My attitudes and opinions really have changed though, since that long ride that bridged my twenties and thirties. I have always thought long and hard about everything I’ve done, as well as trying persistently to do the right thing (whatever it may be in the situation I find myself in), and I suppose it’s inevitable that this intensity of contemplation will move me briskly from one position to another, and that my outlook after a decade will be considerably different from what it was back then.
Without wanting to criticise my earlier self too much (I was doing the best I could, with the knowledge and influences I had available to me at the time), I would make this journey very differently if I were to embark on it today. The two things that really stand out are my approach to risk (I am now horrified at the thought of riding along an unlit road surrounded by trucks), and my almost complete ignorance of the cultures and languages of the country through which I was travelling.
If I planned this trip today, I would do a lot more homework. And I would very quickly let go of the desire to cycle non-stop from one end of the continent to the other, because it’s just impossible that I could adequately familiarise myself with all the different places I’d pass through. China was, in hindsight, one of my biggest missed opportunities. Despite being there for almost three months, I barely learned a word of the language, and was usually too busy dealing with the logistical difficulties the country imposed on a bike tourer in a hurry to pay much attention to the nuances of what was going on around me. During my final two-week dash to the coast, I remember passing signs that directed me to various tourist attractions, and wishing I could stop and investigate, but I told myself that I had to put every ounce of effort into forward motion, or I would miss the ferry, and outstay my visa, and disaster would ensue.

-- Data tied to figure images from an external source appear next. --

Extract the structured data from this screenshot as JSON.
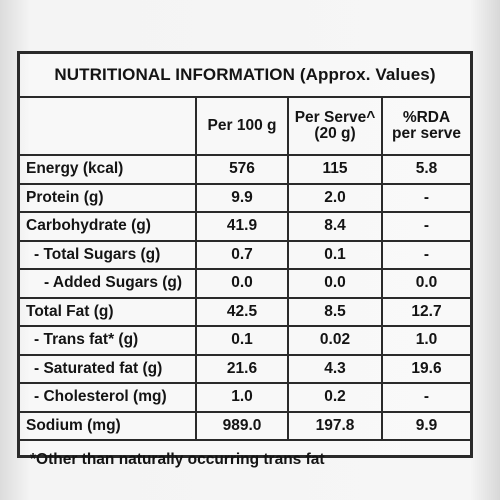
{
  "title": "NUTRITIONAL INFORMATION (Approx. Values)",
  "headers": {
    "per100": "Per 100 g",
    "perServe_l1": "Per Serve^",
    "perServe_l2": "(20 g)",
    "rda_l1": "%RDA",
    "rda_l2": "per serve"
  },
  "rows": [
    {
      "name": "Energy (kcal)",
      "per100": "576",
      "perServe": "115",
      "rda": "5.8"
    },
    {
      "name": "Protein (g)",
      "per100": "9.9",
      "perServe": "2.0",
      "rda": "-"
    },
    {
      "name": "Carbohydrate (g)",
      "per100": "41.9",
      "perServe": "8.4",
      "rda": "-"
    },
    {
      "name": "- Total Sugars (g)",
      "per100": "0.7",
      "perServe": "0.1",
      "rda": "-"
    },
    {
      "name": "- Added Sugars (g)",
      "per100": "0.0",
      "perServe": "0.0",
      "rda": "0.0"
    },
    {
      "name": "Total Fat (g)",
      "per100": "42.5",
      "perServe": "8.5",
      "rda": "12.7"
    },
    {
      "name": "- Trans fat* (g)",
      "per100": "0.1",
      "perServe": "0.02",
      "rda": "1.0"
    },
    {
      "name": "- Saturated fat (g)",
      "per100": "21.6",
      "perServe": "4.3",
      "rda": "19.6"
    },
    {
      "name": "- Cholesterol (mg)",
      "per100": "1.0",
      "perServe": "0.2",
      "rda": "-"
    },
    {
      "name": "Sodium (mg)",
      "per100": "989.0",
      "perServe": "197.8",
      "rda": "9.9"
    }
  ],
  "footnote": "*Other than naturally occurring trans fat"
}
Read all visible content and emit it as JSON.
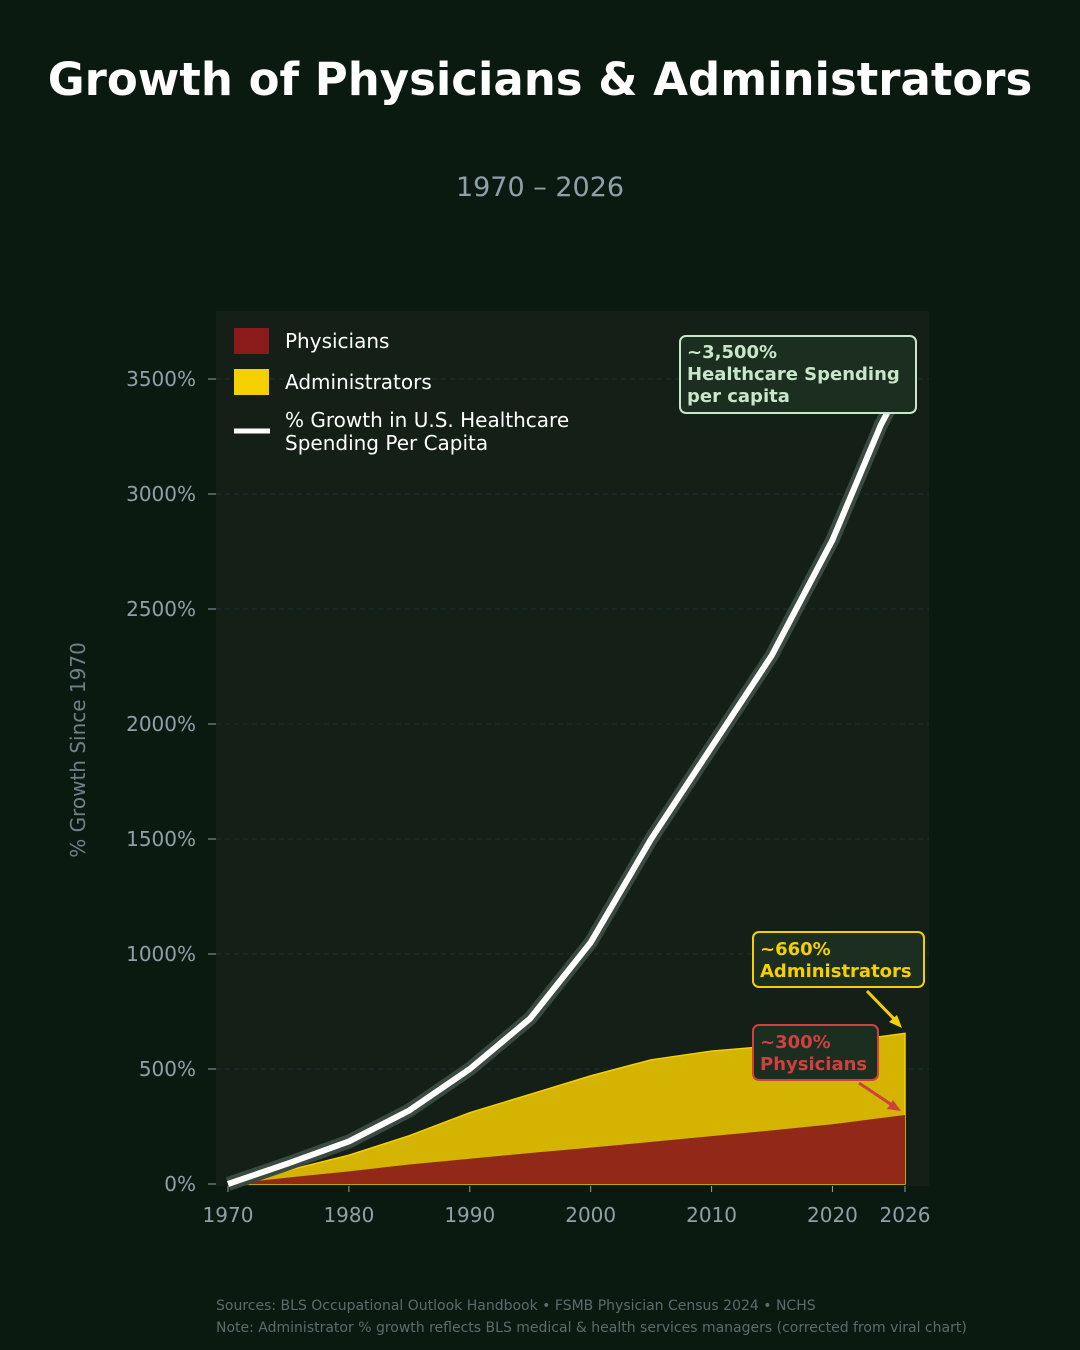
{
  "chart_data": {
    "type": "area",
    "title": "Growth of Physicians & Administrators",
    "subtitle": "1970 – 2026",
    "ylabel": "% Growth Since 1970",
    "xlim": [
      1970,
      2026
    ],
    "ylim": [
      0,
      3800
    ],
    "x_ticks": [
      1970,
      1980,
      1990,
      2000,
      2010,
      2020,
      2026
    ],
    "y_ticks": [
      0,
      500,
      1000,
      1500,
      2000,
      2500,
      3000,
      3500
    ],
    "y_tick_labels": [
      "0%",
      "500%",
      "1000%",
      "1500%",
      "2000%",
      "2500%",
      "3000%",
      "3500%"
    ],
    "grid": true,
    "legend_placement": "top-left",
    "series": [
      {
        "name": "Physicians",
        "kind": "area",
        "color": "#8b1a1a",
        "x": [
          1970,
          1975,
          1980,
          1985,
          1990,
          1995,
          2000,
          2005,
          2010,
          2015,
          2020,
          2026
        ],
        "values": [
          0,
          28,
          55,
          85,
          110,
          135,
          158,
          183,
          208,
          233,
          260,
          300
        ]
      },
      {
        "name": "Administrators",
        "kind": "area",
        "color": "#f5d000",
        "x": [
          1970,
          1975,
          1980,
          1985,
          1990,
          1995,
          2000,
          2005,
          2010,
          2015,
          2020,
          2026
        ],
        "values": [
          0,
          60,
          125,
          210,
          310,
          390,
          470,
          540,
          578,
          600,
          612,
          655
        ]
      },
      {
        "name": "% Growth in U.S. Healthcare Spending Per Capita",
        "kind": "line",
        "color": "#ffffff",
        "x": [
          1970,
          1975,
          1980,
          1985,
          1990,
          1995,
          2000,
          2005,
          2010,
          2015,
          2020,
          2024,
          2026
        ],
        "values": [
          0,
          90,
          185,
          320,
          500,
          720,
          1050,
          1500,
          1900,
          2300,
          2800,
          3300,
          3500
        ]
      }
    ],
    "annotations": [
      {
        "line1": "~3,500%",
        "line2": "Healthcare Spending",
        "line3": "per capita",
        "color": "#c8e6c9"
      },
      {
        "line1": "~660%",
        "line2": "Administrators",
        "color": "#f5d000"
      },
      {
        "line1": "~300%",
        "line2": "Physicians",
        "color": "#d04040"
      }
    ]
  },
  "footer": {
    "sources": "Sources: BLS Occupational Outlook Handbook • FSMB Physician Census 2024 • NCHS",
    "note": "Note: Administrator % growth reflects BLS medical & health services managers (corrected from viral chart)"
  }
}
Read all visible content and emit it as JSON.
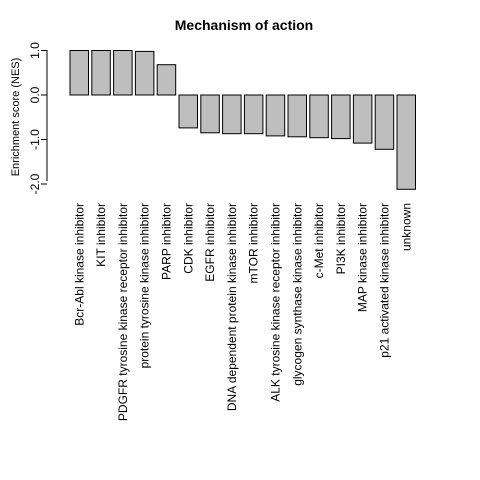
{
  "chart_data": {
    "type": "bar",
    "title": "Mechanism of action",
    "ylabel": "Enrichment score  (NES)",
    "xlabel": "",
    "ylim": [
      -2.15,
      1.05
    ],
    "yticks": [
      -2.0,
      -1.0,
      0.0,
      1.0
    ],
    "ytick_labels": [
      "-2.0",
      "-1.0",
      "0.0",
      "1.0"
    ],
    "categories": [
      "Bcr-Abl kinase inhibitor",
      "KIT inhibitor",
      "PDGFR tyrosine kinase receptor inhibitor",
      "protein tyrosine kinase inhibitor",
      "PARP inhibitor",
      "CDK inhibitor",
      "EGFR inhibitor",
      "DNA dependent protein kinase inhibitor",
      "mTOR inhibitor",
      "ALK tyrosine kinase receptor inhibitor",
      "glycogen synthase kinase inhibitor",
      "c-Met inhibitor",
      "PI3K inhibitor",
      "MAP kinase inhibitor",
      "p21 activated kinase inhibitor",
      "unknown"
    ],
    "values": [
      1.0,
      1.0,
      1.0,
      0.98,
      0.68,
      -0.74,
      -0.85,
      -0.87,
      -0.87,
      -0.92,
      -0.94,
      -0.96,
      -0.98,
      -1.08,
      -1.22,
      -2.12
    ],
    "bar_color": "#bebebe",
    "grid": false,
    "legend": "none"
  }
}
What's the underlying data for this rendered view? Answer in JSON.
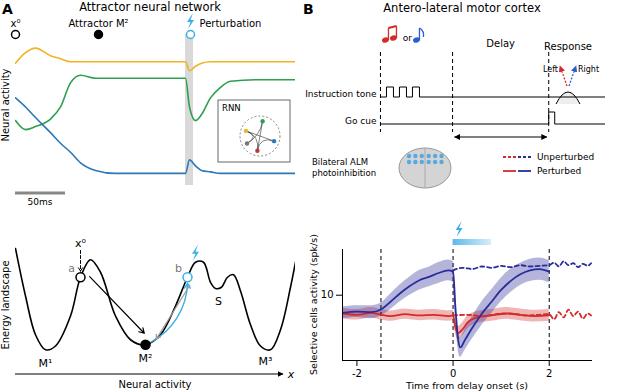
{
  "panel_labels": [
    "A",
    "B"
  ],
  "titles": [
    "Attractor neural network",
    "Antero-lateral motor cortex"
  ],
  "chart_data": [
    {
      "type": "line",
      "ylabel": "Neural activity",
      "tick_labels": false,
      "xlim": [
        0,
        280
      ],
      "ylim": [
        0,
        1
      ],
      "series": [
        {
          "color": "#f0b323",
          "x": [
            0,
            10,
            20,
            35,
            45,
            55,
            65,
            80,
            100,
            140,
            170,
            174,
            180,
            186,
            195,
            205,
            215,
            240,
            280
          ],
          "values": [
            0.81,
            0.88,
            0.91,
            0.86,
            0.84,
            0.82,
            0.82,
            0.82,
            0.82,
            0.82,
            0.82,
            0.76,
            0.79,
            0.81,
            0.82,
            0.82,
            0.82,
            0.82,
            0.82
          ]
        },
        {
          "color": "#2e9e4f",
          "x": [
            0,
            10,
            20,
            35,
            45,
            55,
            65,
            80,
            100,
            140,
            170,
            174,
            180,
            186,
            195,
            205,
            215,
            240,
            280
          ],
          "values": [
            0.43,
            0.37,
            0.39,
            0.44,
            0.52,
            0.68,
            0.73,
            0.71,
            0.71,
            0.71,
            0.71,
            0.52,
            0.43,
            0.47,
            0.58,
            0.65,
            0.69,
            0.7,
            0.7
          ]
        },
        {
          "color": "#2c78b8",
          "x": [
            0,
            10,
            20,
            35,
            45,
            55,
            65,
            80,
            100,
            140,
            170,
            174,
            180,
            186,
            195,
            205,
            215,
            240,
            280
          ],
          "values": [
            0.58,
            0.52,
            0.45,
            0.35,
            0.28,
            0.22,
            0.15,
            0.1,
            0.08,
            0.08,
            0.08,
            0.17,
            0.13,
            0.1,
            0.09,
            0.08,
            0.08,
            0.08,
            0.08
          ]
        }
      ],
      "perturbation_window": [
        170,
        178
      ],
      "markers": [
        {
          "label": "x⁰",
          "x": 0,
          "marker": "open_circle",
          "color": "#000000"
        },
        {
          "label": "Attractor M²",
          "x": 83,
          "marker": "filled_circle",
          "color": "#000000"
        },
        {
          "label": "Perturbation",
          "x": 175,
          "marker": "open_circle",
          "color": "#3ab0e6"
        }
      ],
      "scale_bar": {
        "value": 50,
        "label": "50ms"
      },
      "inset_label": "RNN"
    },
    {
      "type": "line",
      "xlabel": "Neural activity",
      "ylabel": "Energy landscape",
      "axis_symbol": "x",
      "tick_labels": false,
      "xlim": [
        0,
        280
      ],
      "ylim": [
        0,
        1
      ],
      "color": "#000000",
      "x": [
        0,
        10,
        20,
        30,
        40,
        55,
        65,
        75,
        85,
        100,
        115,
        130,
        145,
        160,
        172,
        180,
        188,
        195,
        200,
        206,
        212,
        218,
        225,
        235,
        245,
        255,
        265,
        275,
        280
      ],
      "values": [
        0.96,
        0.58,
        0.27,
        0.15,
        0.18,
        0.42,
        0.73,
        0.87,
        0.77,
        0.42,
        0.23,
        0.19,
        0.27,
        0.5,
        0.73,
        0.85,
        0.85,
        0.69,
        0.64,
        0.65,
        0.73,
        0.75,
        0.62,
        0.35,
        0.18,
        0.15,
        0.31,
        0.65,
        0.85
      ],
      "points": [
        {
          "label": "a",
          "x": 65,
          "y": 0.73,
          "marker": "open_circle",
          "color": "#000000"
        },
        {
          "label": "b",
          "x": 172,
          "y": 0.73,
          "marker": "open_circle",
          "color": "#3ab0e6"
        },
        {
          "x": 130,
          "y": 0.19,
          "marker": "filled_circle",
          "color": "#000000"
        }
      ],
      "initial_state": {
        "label": "x⁰",
        "x": 65,
        "y": 1.0
      },
      "well_labels": [
        {
          "text": "M¹",
          "x": 30
        },
        {
          "text": "M²",
          "x": 130
        },
        {
          "text": "M³",
          "x": 250
        },
        {
          "text": "S",
          "x": 203
        }
      ]
    },
    {
      "type": "line",
      "xlabel": "Time from delay onset (s)",
      "ylabel": "Selective cells activity (spk/s)",
      "xlim": [
        -2.3,
        2.9
      ],
      "ylim": [
        0,
        17
      ],
      "xticks": [
        -2,
        0,
        2
      ],
      "yticks": [
        10
      ],
      "epoch_lines": [
        -1.5,
        0,
        2
      ],
      "photoinhibition_window": [
        0,
        0.8
      ],
      "legend": "top-right",
      "series": [
        {
          "name": "Unperturbed",
          "line_style": "dashed",
          "traces": [
            {
              "color": "#d42a2a",
              "x": [
                0,
                0.3,
                0.6,
                0.9,
                1.2,
                1.5,
                1.8,
                2.0,
                2.1,
                2.2,
                2.3,
                2.4,
                2.5,
                2.6,
                2.7,
                2.8,
                2.87
              ],
              "values": [
                6.9,
                7.0,
                6.8,
                7.1,
                7.2,
                6.9,
                7.0,
                7.1,
                6.3,
                7.4,
                6.6,
                7.8,
                6.8,
                7.5,
                6.4,
                7.2,
                6.9
              ]
            },
            {
              "color": "#2a2c9c",
              "x": [
                0,
                0.2,
                0.4,
                0.6,
                0.8,
                1.0,
                1.2,
                1.4,
                1.6,
                1.8,
                2.0,
                2.1,
                2.2,
                2.3,
                2.4,
                2.5,
                2.6,
                2.7,
                2.8,
                2.87
              ],
              "values": [
                13.8,
                14.2,
                14.0,
                14.4,
                14.2,
                14.5,
                14.3,
                14.6,
                14.4,
                14.5,
                14.6,
                15.0,
                14.4,
                15.2,
                14.6,
                14.9,
                14.3,
                14.8,
                14.5,
                14.9
              ]
            }
          ]
        },
        {
          "name": "Perturbed",
          "line_style": "solid",
          "traces": [
            {
              "color": "#d42a2a",
              "x": [
                -2.3,
                -2.0,
                -1.7,
                -1.5,
                -1.3,
                -1.0,
                -0.7,
                -0.4,
                -0.1,
                0,
                0.05,
                0.1,
                0.2,
                0.3,
                0.5,
                0.8,
                1.1,
                1.4,
                1.7,
                2.0
              ],
              "values": [
                7.2,
                7.0,
                7.3,
                7.0,
                6.8,
                7.1,
                6.9,
                7.0,
                6.8,
                6.9,
                5.0,
                4.2,
                4.8,
                5.8,
                6.6,
                6.9,
                7.2,
                7.0,
                6.8,
                6.9
              ],
              "errors": [
                0.8,
                0.8,
                0.8,
                0.8,
                0.8,
                0.8,
                0.8,
                0.8,
                0.8,
                0.8,
                0.9,
                1.0,
                1.0,
                1.0,
                0.9,
                0.9,
                0.9,
                0.9,
                0.9,
                0.9
              ]
            },
            {
              "color": "#2a2c9c",
              "x": [
                -2.3,
                -2.0,
                -1.7,
                -1.5,
                -1.3,
                -1.1,
                -0.9,
                -0.7,
                -0.5,
                -0.3,
                -0.1,
                0,
                0.05,
                0.1,
                0.15,
                0.25,
                0.4,
                0.6,
                0.8,
                1.0,
                1.2,
                1.4,
                1.6,
                1.8,
                2.0
              ],
              "values": [
                7.3,
                7.5,
                7.4,
                7.8,
                9.0,
                10.3,
                11.4,
                12.3,
                12.8,
                13.4,
                13.8,
                13.6,
                8.0,
                3.5,
                2.0,
                3.2,
                5.0,
                7.2,
                9.0,
                10.8,
                12.2,
                13.2,
                13.8,
                14.0,
                13.6
              ],
              "errors": [
                0.9,
                0.9,
                1.0,
                1.0,
                1.2,
                1.3,
                1.4,
                1.5,
                1.5,
                1.6,
                1.6,
                1.6,
                1.6,
                1.5,
                1.5,
                1.6,
                1.7,
                1.8,
                1.8,
                1.8,
                1.8,
                1.7,
                1.7,
                1.7,
                1.7
              ]
            }
          ]
        }
      ]
    }
  ],
  "task": {
    "rows": [
      "Instruction tone",
      "Go cue"
    ],
    "cue_word": "or",
    "tone_colors": [
      "#d42a2a",
      "#2b5fd0"
    ],
    "epochs": [
      "Delay",
      "Response"
    ],
    "lick_labels": [
      "Left",
      "Right"
    ],
    "lick_colors": [
      "#d42a2a",
      "#2b5fd0"
    ],
    "photoinhibition_label": [
      "Bilateral ALM",
      "photoinhibition"
    ]
  }
}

And oh my goodness – I’m still in awe of how I managed to navigate myself across an entire continent, without the use of GPS. Technology has moved on so quickly since then that even just ten years later, such a feat seems unimaginable. Nowadays my smartphone is my most indispensable piece of equipment when I travel – I use it for navigation, for translation, for photographs, for all my communications, and countless other tasks. But during that ride I carried an old Nokia (which I only used in Pakistan and China, where I managed to acquire cheap SIM cards), a small camera, and a handful of paper maps (one for each country) that I had picked up in Stanfords before I left. I bought myself a cheap laptop twelve months in, but until then I just used internet cafes, or occasionally borrowed a laptop from someone I was staying with.
When I think back now, I genuinely can’t believe I managed to find specific addresses in enormous Chinese cities, where I didn’t speak the language or understand the script. This essay reminds me: it often took a very long time, and involved considerable extra mileage. I would show people the address I’d been given, and attempt to follow the directions they gave. (I still have a small collection of the rudimentary maps people drew me.) Between cities I would simply learn the characters of the next place I was aiming for, and look out for them on road signs. This meant I often ended up on large, busy, boring roads – there simply wasn’t a means available to me of planning it any other way.
Today, if I knew I had over 1,000 miles to cover and only eleven days in which to do so, I would have planned my journey in meticulous detail. I would have looked for the most direct and efficient route possible, I would have paid attention to things that might slow me down (like big cities and mountain ranges), and I would have considered where I might expect to sleep, and find food. Back in 2012, all I did was look at the distance between the two places on Google maps before I left Hong Kong, set myself a daily target of 100 miles, and make a note of the cities I should expect to pass through, so that I could look for their names on the road signs. I recall a horrible sinking feeling, when I was sitting on the train between Hong Kong and Guangzhou, already committed to this venture, and remembered that – of course – whenever I estimated my mileage using Google directions, I’d end up riding a greater distance, through a combination of getting lost, choosing less direct roads, and not being able to ride my bike on the highways Google preferred. Over 1,000 miles, this might well add up to quite a lot. I was going to have to ride more than 100 miles a day, if I possibly could, and I would have no idea, as I went, how much further there was to go.
I made it, but that ride remains one of the most difficult things I’ve ever done, and reading through this essay, which I wrote shortly afterwards, I note that much of the wisdom I thought I’d acquired during my ultra-racing era (which began three years later), I actually picked up during that frantic and exhausted eleven-day dash.